Obviously, we care deeply about the state of our friends’ health. If someone is going through a rough patch health-wise or has a chronic condition that warrants attention, we want to be kept up to date and be supportive. Unfortunately, we’ve reached that age we’ve all dreaded and made fun of when we were younger. It’s far too easy to let matters of health dominate conversations. A friend’s comment the other day brought this home in a way that got my attention and I decided it was time to address the issue.
My friend mentioned that she spent some time recently with a group of fellow boomers and all they talked about was their aches and pains, their blood pressure, their cholesterol levels, and their endless doctors’ appointments. She tried to change the subject and get them to switch to lighter, more interesting topics but they kept coming back to their health problems. While we’re not unsympathetic—it’s important to share necessary and important information about the state of our health—not everyone in the room is as concerned about our bowels, our bunions, and our blood pressure as we are.
The last two years have been challenging for everyone. Surgeries are being postponed or cancelled. It could take months to get an appointment and heaven forbid we need to go to the hospital for any reason when non-vaccinated people are occupying valuable hospital beds. Health and wellness are the major topics of conversation these days and just at a time when we need to be focused on more positive and optimistic events in our lives.
Compounding the problem of depressing health talk is the fact that most of us have done very little to nothing of interest while we’ve been isolating or lying low for nearly two years now. I can relate to this personally as it’s been hard coming up with blogging topics when I go nowhere and do nothing but grocery shop these days.
It’s not an insurmountable problem though. I hope we’re still reading good books, watching great movies on Netflix or our streaming services, creating new artwork, cooking new recipes, or gathering outside with neighbours for happy hour as often as possible. These activities must involve some funny stories or shareable experiences. Even our hair disasters and coping strategies could generate some interesting conversation not related to our digestive problems.
I happen to love British comedy and British mystery stories, and I’m always open to talk about my various addictions like ice cream and British television. Right or wrong, I’m always up for a rousing discussion about politics which is usually verboten—unless it concerns Trump in which case my blood pressure and stress levels can’t take it. Sorry, that one just slipped out. And, to be completely honest, only if your opinions are the same as mine because I don’t like confrontation.

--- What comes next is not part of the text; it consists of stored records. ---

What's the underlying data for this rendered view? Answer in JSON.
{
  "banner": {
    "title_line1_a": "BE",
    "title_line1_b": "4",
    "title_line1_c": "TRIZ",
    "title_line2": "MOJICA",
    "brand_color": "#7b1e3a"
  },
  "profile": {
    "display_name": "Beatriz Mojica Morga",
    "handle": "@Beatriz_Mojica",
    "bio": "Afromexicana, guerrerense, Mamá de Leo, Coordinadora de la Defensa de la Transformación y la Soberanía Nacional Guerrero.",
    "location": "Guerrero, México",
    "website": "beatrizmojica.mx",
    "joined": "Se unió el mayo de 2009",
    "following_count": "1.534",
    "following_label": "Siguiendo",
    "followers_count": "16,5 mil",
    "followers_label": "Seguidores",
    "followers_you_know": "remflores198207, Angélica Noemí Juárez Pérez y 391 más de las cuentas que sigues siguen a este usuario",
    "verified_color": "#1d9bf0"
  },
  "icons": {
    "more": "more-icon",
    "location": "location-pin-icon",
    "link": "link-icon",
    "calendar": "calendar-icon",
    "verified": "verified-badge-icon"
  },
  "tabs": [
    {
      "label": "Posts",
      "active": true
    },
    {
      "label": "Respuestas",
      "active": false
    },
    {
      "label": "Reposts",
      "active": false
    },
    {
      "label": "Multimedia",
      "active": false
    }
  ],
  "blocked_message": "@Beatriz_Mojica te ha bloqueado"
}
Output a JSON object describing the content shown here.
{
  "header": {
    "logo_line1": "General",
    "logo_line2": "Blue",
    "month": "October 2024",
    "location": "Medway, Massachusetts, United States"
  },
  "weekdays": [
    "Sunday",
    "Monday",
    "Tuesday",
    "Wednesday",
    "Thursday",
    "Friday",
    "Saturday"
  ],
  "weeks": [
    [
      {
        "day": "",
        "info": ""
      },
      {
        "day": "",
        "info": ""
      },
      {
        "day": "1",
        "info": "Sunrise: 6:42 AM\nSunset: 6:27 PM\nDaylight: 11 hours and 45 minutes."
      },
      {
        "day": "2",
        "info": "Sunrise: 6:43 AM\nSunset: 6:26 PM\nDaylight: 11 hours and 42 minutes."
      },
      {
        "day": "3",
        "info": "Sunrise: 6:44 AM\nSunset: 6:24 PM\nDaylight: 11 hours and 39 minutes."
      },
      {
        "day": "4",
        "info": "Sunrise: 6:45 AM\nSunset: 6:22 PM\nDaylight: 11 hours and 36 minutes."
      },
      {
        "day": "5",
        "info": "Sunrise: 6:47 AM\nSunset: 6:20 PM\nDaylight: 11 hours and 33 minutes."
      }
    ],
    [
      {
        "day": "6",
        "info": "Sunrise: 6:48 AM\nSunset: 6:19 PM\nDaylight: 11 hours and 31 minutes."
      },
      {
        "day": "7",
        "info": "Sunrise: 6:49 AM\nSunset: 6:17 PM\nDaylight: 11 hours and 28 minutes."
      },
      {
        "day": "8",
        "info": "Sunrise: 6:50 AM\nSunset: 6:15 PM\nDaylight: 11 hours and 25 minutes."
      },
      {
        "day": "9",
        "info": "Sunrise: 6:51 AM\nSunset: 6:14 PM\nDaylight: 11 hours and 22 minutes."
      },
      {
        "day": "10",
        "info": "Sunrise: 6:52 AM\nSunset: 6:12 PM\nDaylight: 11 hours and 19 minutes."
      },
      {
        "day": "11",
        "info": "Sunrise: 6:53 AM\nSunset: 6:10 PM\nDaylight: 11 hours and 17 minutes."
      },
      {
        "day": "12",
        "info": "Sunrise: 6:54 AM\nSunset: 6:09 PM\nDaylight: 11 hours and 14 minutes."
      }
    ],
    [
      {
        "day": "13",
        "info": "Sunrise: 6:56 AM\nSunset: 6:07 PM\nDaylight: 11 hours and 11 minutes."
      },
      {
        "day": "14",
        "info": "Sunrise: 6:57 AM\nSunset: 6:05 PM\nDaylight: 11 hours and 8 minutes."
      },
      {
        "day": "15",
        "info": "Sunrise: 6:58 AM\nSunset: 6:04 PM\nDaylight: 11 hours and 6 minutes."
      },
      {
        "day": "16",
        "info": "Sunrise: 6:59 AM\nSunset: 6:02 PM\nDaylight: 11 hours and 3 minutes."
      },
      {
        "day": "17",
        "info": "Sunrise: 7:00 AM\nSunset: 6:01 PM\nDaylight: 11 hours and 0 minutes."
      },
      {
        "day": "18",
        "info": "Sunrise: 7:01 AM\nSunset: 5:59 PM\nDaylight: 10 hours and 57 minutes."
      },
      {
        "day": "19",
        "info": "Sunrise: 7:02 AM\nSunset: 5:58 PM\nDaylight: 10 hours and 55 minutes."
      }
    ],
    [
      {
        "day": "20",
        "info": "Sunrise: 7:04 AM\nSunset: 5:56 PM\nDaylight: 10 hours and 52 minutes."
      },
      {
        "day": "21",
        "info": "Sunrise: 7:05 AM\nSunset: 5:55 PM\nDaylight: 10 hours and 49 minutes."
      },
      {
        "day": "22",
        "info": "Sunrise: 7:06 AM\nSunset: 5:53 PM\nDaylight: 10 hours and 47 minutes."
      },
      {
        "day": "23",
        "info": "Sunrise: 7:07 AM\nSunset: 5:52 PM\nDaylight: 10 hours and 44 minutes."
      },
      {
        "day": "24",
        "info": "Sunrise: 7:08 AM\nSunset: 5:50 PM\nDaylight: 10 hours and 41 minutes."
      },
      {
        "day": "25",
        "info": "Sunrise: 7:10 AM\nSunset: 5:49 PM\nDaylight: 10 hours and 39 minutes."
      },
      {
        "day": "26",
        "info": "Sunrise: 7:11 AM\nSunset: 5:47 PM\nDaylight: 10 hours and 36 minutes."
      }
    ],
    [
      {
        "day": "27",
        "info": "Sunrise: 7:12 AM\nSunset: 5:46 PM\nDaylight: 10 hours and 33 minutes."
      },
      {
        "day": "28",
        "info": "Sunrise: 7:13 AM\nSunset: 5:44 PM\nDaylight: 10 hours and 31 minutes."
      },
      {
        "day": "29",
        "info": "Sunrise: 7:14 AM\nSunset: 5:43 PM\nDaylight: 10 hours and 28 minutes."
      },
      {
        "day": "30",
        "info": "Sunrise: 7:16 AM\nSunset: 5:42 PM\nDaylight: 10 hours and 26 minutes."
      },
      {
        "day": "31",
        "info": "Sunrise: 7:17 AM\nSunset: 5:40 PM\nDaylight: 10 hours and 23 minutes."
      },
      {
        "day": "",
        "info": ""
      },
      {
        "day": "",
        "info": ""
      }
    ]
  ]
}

Here are a few suggestions for some fun television you might want to check out that will make you laugh and take your mind off your acid reflux and COVID weight gain:
- Baroness von sketch – four Canadian women in hilarious sketch comedy scenarios.

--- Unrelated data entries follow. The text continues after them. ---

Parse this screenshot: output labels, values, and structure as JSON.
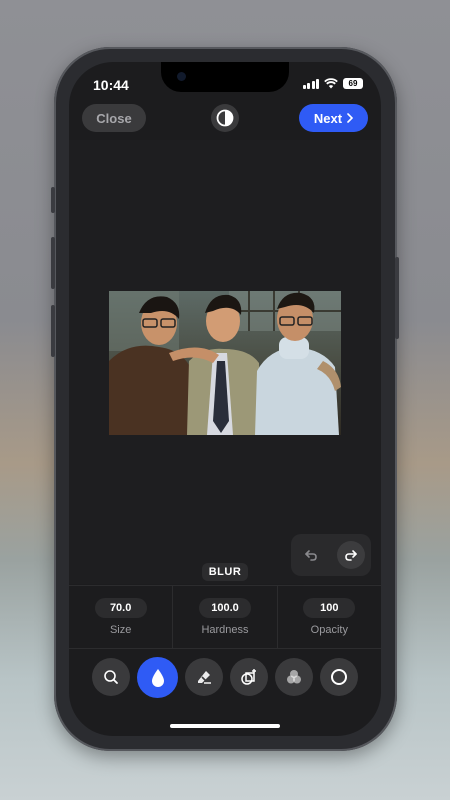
{
  "status_bar": {
    "time": "10:44",
    "battery": "69"
  },
  "toolbar": {
    "close_label": "Close",
    "next_label": "Next",
    "compare_icon": "contrast-icon"
  },
  "canvas": {
    "photo_description_icon": "photo"
  },
  "history": {
    "undo_icon": "undo-icon",
    "redo_icon": "redo-icon"
  },
  "mode": {
    "label": "BLUR"
  },
  "params": [
    {
      "value": "70.0",
      "label": "Size"
    },
    {
      "value": "100.0",
      "label": "Hardness"
    },
    {
      "value": "100",
      "label": "Opacity"
    }
  ],
  "tools": [
    {
      "icon": "search-icon",
      "active": false
    },
    {
      "icon": "drop-icon",
      "active": true
    },
    {
      "icon": "eraser-icon",
      "active": false
    },
    {
      "icon": "add-shape-icon",
      "active": false
    },
    {
      "icon": "circles-icon",
      "active": false
    },
    {
      "icon": "circle-icon",
      "active": false
    }
  ],
  "colors": {
    "accent": "#2f5bf5",
    "background": "#1c1c1e",
    "chip": "#3a3a3c"
  }
}
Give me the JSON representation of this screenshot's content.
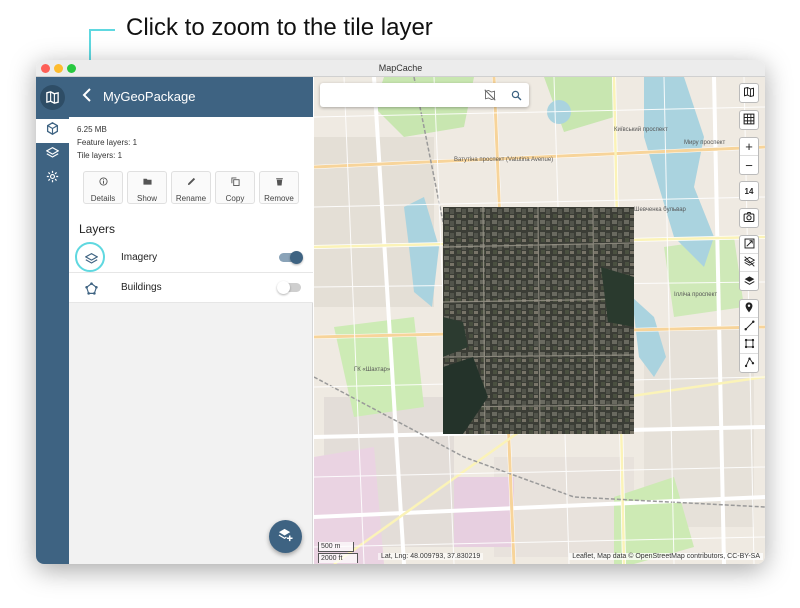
{
  "annotation": {
    "text": "Click to zoom to the tile layer"
  },
  "window": {
    "title": "MapCache"
  },
  "sidebar": {
    "title": "MyGeoPackage",
    "info": {
      "size": "6.25 MB",
      "feature_layers": "Feature layers: 1",
      "tile_layers": "Tile layers: 1"
    },
    "actions": [
      {
        "label": "Details",
        "icon": "info-icon"
      },
      {
        "label": "Show",
        "icon": "folder-icon"
      },
      {
        "label": "Rename",
        "icon": "pencil-icon"
      },
      {
        "label": "Copy",
        "icon": "copy-icon"
      },
      {
        "label": "Remove",
        "icon": "trash-icon"
      }
    ],
    "layers_heading": "Layers",
    "layers": [
      {
        "name": "Imagery",
        "icon": "tile-layers-icon",
        "enabled": true
      },
      {
        "name": "Buildings",
        "icon": "feature-polygon-icon",
        "enabled": false
      }
    ]
  },
  "map": {
    "zoom_level": "14",
    "scale_metric": "500 m",
    "scale_imperial": "2000 ft",
    "coordinates": "Lat, Lng: 48.009793, 37.830219",
    "attribution": "Leaflet, Map data © OpenStreetMap contributors, CC-BY-SA",
    "street_labels": {
      "vatutina": "Ватутіна проспект (Vatutina Avenue)",
      "myru": "Миру проспект",
      "shevchenko": "Шевченка бульвар",
      "illicha": "Ілліча проспект",
      "shakhtar": "ГК «Шахтар»",
      "kyivskyi": "Київський проспект"
    }
  },
  "colors": {
    "primary": "#3e6382",
    "accent": "#5fd8e0",
    "water": "#aad3df",
    "park": "#c8e6b0"
  }
}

- Fleabag – British 2-season series with Phoebe Waller-Bridge.
- Catastrophe – another British series about a Canadian businessman who gets a British school teacher knocked up.
- After Life – thought-provoking series by Ricky Gervais.
- The movie Death at a Funeral is hilarious, but only watch the British version, NOT the American re-do.
- Stath Lets Flats – another Britcom about a hapless real estate agent who tries hard and always fails.
- The Graham Norton Show is a British talk show that is guaranteed to put you in a good mood.
- Two Days in Paris – French woman and American man stop in Paris for two days to visit her parents. Cultural differences abound.
There are endless funny sitcoms and other shows you can watch: SNL, late-night talk shows, re-runs of The Big Bang Theory, or Everybody Loves Raymond. If you happen to love reading as much as I do, check out all my book reviews in the Books section of the menu at the top of the page. I never stick with a book I don’t love so all my reviews are about books I thoroughly enjoyed and likely to appeal to baby boomers.
Writers are encouraged to be creative by “prompts”, words or topics picked at random to generate the flow of new ideas, thought processes and words. We can do the same for generating interesting conversation by playing that familiar old game of What’s your favourite dessert? Best vacation ever? Favourite movie and why? Best lover? The possibilities are endless.
Let’s try to keep our discussions and conversations uplifting and positive. For those of us who keep a Gratitude Journal, we are constantly reminded that there are so many people and experiences in our lives worth celebrating and enjoying, particularly now when our American friends celebrate Thanksgiving. Surround yourself with positivity and happiness and do not let negativity suck the energy out of you. Do what makes you feel good. Ice cream does it for me. The details of your latest digestive problems do not. So, if you want to know how I’m doing, “I’m great!”. What have you been doing to celebrate life lately?